Her smile lights up the entire room. "I love movies. I used to collect vintage movie posters, but Eric got rid of them. He didn't like them, they didn't fit with his art and he didn't know they meant so much to me."

I feel the anger rising, but I try to keep it down. What kind of pig gets rid of something that obviously means something to your girlfriend for that reason? Without even doing so much as asking her?

"I'm really sorry to hear that, honey." The term of endearment escapes my lips before I realize it, before I even have the time to think about it. I feel my cheeks warming up, but she doesn't react to it. Is that a good or a bad thing?

"I don't know what to do. Should I confront him? If it's true, my life is ruined. He's the love of my life, I'd do anything for him. I imagine him to be the man I spend the rest of my life with, the father of my children. I want to be with him until we're grey and old and wrinkled. If it's not true, it means I don't trust him and if I can't trust him, how can I continue to build my life with him? Honesty is such a core value to me and right now, I feel like that's missing in our relationship."

It feels good to know that she has enough faith in me to poor her heart out to a complete stranger. I hug her and I can feel the relief in her, I can feel how good it feels to her. My mouth is dangerously close her neck, her soft, inviting neck. My god, I sound like a vampire now.

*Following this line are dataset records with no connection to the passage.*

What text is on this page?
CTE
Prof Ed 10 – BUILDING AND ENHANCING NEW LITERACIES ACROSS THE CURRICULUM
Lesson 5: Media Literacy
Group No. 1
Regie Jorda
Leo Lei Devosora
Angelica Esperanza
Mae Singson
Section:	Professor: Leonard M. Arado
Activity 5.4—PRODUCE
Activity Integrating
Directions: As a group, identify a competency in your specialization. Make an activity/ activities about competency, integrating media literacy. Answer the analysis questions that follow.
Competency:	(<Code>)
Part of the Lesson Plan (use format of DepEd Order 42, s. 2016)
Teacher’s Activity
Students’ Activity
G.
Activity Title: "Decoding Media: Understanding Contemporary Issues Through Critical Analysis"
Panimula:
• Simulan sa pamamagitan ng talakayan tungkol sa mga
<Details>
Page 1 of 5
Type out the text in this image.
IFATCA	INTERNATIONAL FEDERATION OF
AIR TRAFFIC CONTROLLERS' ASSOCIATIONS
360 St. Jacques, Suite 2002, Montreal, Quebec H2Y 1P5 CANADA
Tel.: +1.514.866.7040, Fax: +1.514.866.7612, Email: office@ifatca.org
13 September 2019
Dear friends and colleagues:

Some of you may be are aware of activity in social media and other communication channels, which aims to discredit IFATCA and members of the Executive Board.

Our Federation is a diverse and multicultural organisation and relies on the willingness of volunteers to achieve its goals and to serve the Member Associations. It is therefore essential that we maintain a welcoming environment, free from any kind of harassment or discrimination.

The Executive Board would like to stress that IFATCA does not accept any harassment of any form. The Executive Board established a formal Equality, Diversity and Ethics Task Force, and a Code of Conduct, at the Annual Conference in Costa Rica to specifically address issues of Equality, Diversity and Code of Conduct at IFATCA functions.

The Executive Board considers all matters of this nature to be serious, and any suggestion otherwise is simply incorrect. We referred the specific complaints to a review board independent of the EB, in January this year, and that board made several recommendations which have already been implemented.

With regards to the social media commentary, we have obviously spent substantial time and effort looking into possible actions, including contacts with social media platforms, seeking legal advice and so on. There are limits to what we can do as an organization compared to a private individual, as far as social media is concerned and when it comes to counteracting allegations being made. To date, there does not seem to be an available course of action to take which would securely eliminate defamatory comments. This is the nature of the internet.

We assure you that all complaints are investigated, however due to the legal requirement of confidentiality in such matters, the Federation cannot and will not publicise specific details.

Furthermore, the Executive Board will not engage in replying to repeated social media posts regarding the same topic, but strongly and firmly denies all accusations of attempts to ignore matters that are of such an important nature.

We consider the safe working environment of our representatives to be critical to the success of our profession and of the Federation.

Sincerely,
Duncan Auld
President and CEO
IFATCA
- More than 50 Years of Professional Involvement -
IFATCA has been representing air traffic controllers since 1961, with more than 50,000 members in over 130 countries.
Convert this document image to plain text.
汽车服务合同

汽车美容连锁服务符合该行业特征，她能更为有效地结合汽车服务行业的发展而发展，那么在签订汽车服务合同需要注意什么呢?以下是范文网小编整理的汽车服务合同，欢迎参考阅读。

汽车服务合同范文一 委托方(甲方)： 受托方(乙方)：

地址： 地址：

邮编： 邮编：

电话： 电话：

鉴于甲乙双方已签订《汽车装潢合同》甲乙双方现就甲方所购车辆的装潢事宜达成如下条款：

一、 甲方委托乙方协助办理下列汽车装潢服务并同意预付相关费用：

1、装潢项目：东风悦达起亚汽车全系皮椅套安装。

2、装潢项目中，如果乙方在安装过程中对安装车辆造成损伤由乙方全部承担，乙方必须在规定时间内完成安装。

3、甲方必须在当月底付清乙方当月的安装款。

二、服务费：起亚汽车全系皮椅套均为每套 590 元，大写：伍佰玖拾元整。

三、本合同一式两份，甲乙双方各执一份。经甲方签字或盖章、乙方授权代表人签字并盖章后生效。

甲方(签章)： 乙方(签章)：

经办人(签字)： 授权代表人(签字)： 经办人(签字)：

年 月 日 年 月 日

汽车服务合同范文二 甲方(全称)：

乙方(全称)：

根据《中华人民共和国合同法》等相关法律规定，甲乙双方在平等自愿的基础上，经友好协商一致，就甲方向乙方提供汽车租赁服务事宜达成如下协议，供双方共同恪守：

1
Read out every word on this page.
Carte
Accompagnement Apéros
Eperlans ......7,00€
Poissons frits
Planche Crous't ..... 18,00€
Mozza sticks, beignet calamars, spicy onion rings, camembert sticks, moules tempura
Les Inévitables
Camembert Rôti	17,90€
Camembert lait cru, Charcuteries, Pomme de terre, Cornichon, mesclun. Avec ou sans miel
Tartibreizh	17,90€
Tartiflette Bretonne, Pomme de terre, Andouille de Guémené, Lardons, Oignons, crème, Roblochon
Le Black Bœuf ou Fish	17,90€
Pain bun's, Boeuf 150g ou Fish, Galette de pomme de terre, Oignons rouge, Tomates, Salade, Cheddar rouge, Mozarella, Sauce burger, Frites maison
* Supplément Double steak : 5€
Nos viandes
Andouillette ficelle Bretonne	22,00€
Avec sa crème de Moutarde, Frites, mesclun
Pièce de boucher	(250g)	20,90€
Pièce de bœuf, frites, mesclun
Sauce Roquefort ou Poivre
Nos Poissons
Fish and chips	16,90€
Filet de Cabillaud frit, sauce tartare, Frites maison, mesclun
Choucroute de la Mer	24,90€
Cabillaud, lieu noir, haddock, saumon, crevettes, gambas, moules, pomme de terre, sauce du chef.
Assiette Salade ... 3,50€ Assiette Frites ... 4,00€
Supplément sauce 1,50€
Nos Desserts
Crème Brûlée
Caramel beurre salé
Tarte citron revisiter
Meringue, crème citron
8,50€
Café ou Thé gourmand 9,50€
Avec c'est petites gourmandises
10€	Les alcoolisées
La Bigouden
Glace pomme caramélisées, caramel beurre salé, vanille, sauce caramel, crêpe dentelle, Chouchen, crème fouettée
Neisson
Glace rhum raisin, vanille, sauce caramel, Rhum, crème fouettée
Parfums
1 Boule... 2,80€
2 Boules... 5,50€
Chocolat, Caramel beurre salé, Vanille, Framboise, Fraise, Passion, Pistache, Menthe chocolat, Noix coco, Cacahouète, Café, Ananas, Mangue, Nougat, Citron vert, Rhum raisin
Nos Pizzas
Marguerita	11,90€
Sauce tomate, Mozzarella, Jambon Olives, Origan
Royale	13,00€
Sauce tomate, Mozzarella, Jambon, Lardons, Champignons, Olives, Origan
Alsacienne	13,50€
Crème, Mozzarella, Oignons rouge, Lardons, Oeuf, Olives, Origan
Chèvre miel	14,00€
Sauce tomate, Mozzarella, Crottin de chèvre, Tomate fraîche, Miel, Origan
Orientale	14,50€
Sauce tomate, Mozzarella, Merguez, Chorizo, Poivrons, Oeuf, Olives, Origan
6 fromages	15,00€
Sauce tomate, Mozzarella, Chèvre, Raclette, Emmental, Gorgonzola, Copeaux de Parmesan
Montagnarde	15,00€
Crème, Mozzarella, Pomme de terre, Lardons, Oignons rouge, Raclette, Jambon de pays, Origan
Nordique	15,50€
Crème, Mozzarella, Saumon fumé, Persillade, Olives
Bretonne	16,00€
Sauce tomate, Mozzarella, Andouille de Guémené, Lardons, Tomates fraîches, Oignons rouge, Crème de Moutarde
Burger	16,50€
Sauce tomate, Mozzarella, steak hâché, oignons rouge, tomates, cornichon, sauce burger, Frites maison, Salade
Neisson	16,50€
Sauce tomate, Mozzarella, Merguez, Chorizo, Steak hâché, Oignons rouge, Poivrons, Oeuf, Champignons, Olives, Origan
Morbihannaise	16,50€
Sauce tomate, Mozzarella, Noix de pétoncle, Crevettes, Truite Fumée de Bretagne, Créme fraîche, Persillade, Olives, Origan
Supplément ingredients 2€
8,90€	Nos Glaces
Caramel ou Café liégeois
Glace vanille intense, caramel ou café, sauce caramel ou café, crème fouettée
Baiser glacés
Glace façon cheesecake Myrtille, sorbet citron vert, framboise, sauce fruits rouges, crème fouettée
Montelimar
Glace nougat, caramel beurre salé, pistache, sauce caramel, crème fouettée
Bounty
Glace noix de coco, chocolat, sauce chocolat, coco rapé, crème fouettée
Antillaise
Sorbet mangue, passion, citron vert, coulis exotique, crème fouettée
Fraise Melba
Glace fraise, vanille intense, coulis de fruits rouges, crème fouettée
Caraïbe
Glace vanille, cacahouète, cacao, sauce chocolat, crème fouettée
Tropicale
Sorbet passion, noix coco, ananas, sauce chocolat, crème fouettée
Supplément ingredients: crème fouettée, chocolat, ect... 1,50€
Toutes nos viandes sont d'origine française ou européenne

"I don't know what you should do, Tina. I don't know how men think, I don't have any experience with them."

"What if your girlfriend behaved like this?"

"I would ask her what was going on. I would ask her to be honest with me and swear on her soul that she spoke the truth. I would ask her whether I should be worried or not, if she was planning something to surprise me or if she was having an affair. I would tell her that if she was cheating on me, I would want her to leave me for that other woman who obviously holds her heart so much that she feels the need to see her behind my back. I'd see it as a sign she still cares about me, as she didn't suddenly break it off but in a way, still wanted to see if we didn't work, but I'm only into monogamy. It is something I believe in, something that is essential in a relationship to me. I'd tell her to follow her heart."

"You're so kind, Bette, so loving and altruistic... would you really let the love of your life go?"

"I would if she weren't happy with me."

"So, you think Eric's not happy with me?"

"I don't know Eric. I don't know if he's cheating on you."

"The doubt is killing me. The insecurity is murderous."

She tilts her head to look into my eyes, which brings our mouths dangerously close. We both hesitate for a second, but can't stop our lips from finding each other. They react to each other as if they were magnets. Her lips taste so sweet, they're so warm and inviting. They're so... right.

"I can't do this," she suddenly says, pulling herself away. "I'm sorry, but I can't... I can't do what I think Eric is doing. I don't want to have an affair! I don't want to be weak and give in to my selfish needs!"

"Then don't," I say softly. "Just... don't."

She looks confused, as if she expected me to beg her not to leave, even though she has already gather her few things.

"What do you mean?"

"You doubt Eric. Talk to him. If you have, just follow your heart. If it leads to me, my door is always open. If it leads you back to Eric, if he really is the one for you... I'll know when I spent the rest of my life on my own. Because you have my heart, wherever you go, and it won't be mine to give to anyone."

"Bette..." is the last word she utters before she storms out of my apartment. I am suprised when I feel tears rolling down my cheeks, slowly at first but gradually faster. I feel the warmth and weight of Jack next to me, I caress him absent-mindedly. He pushes himself closer and looks at me with a strange look. A comforting one, though. Then he runs to the door, makes a high-pitched noise, almost as if he wonders where Tina has gone.

"I don't know, boy. I don't know if she'll come back. But damn it, it'll be the dead of me if she doesn't."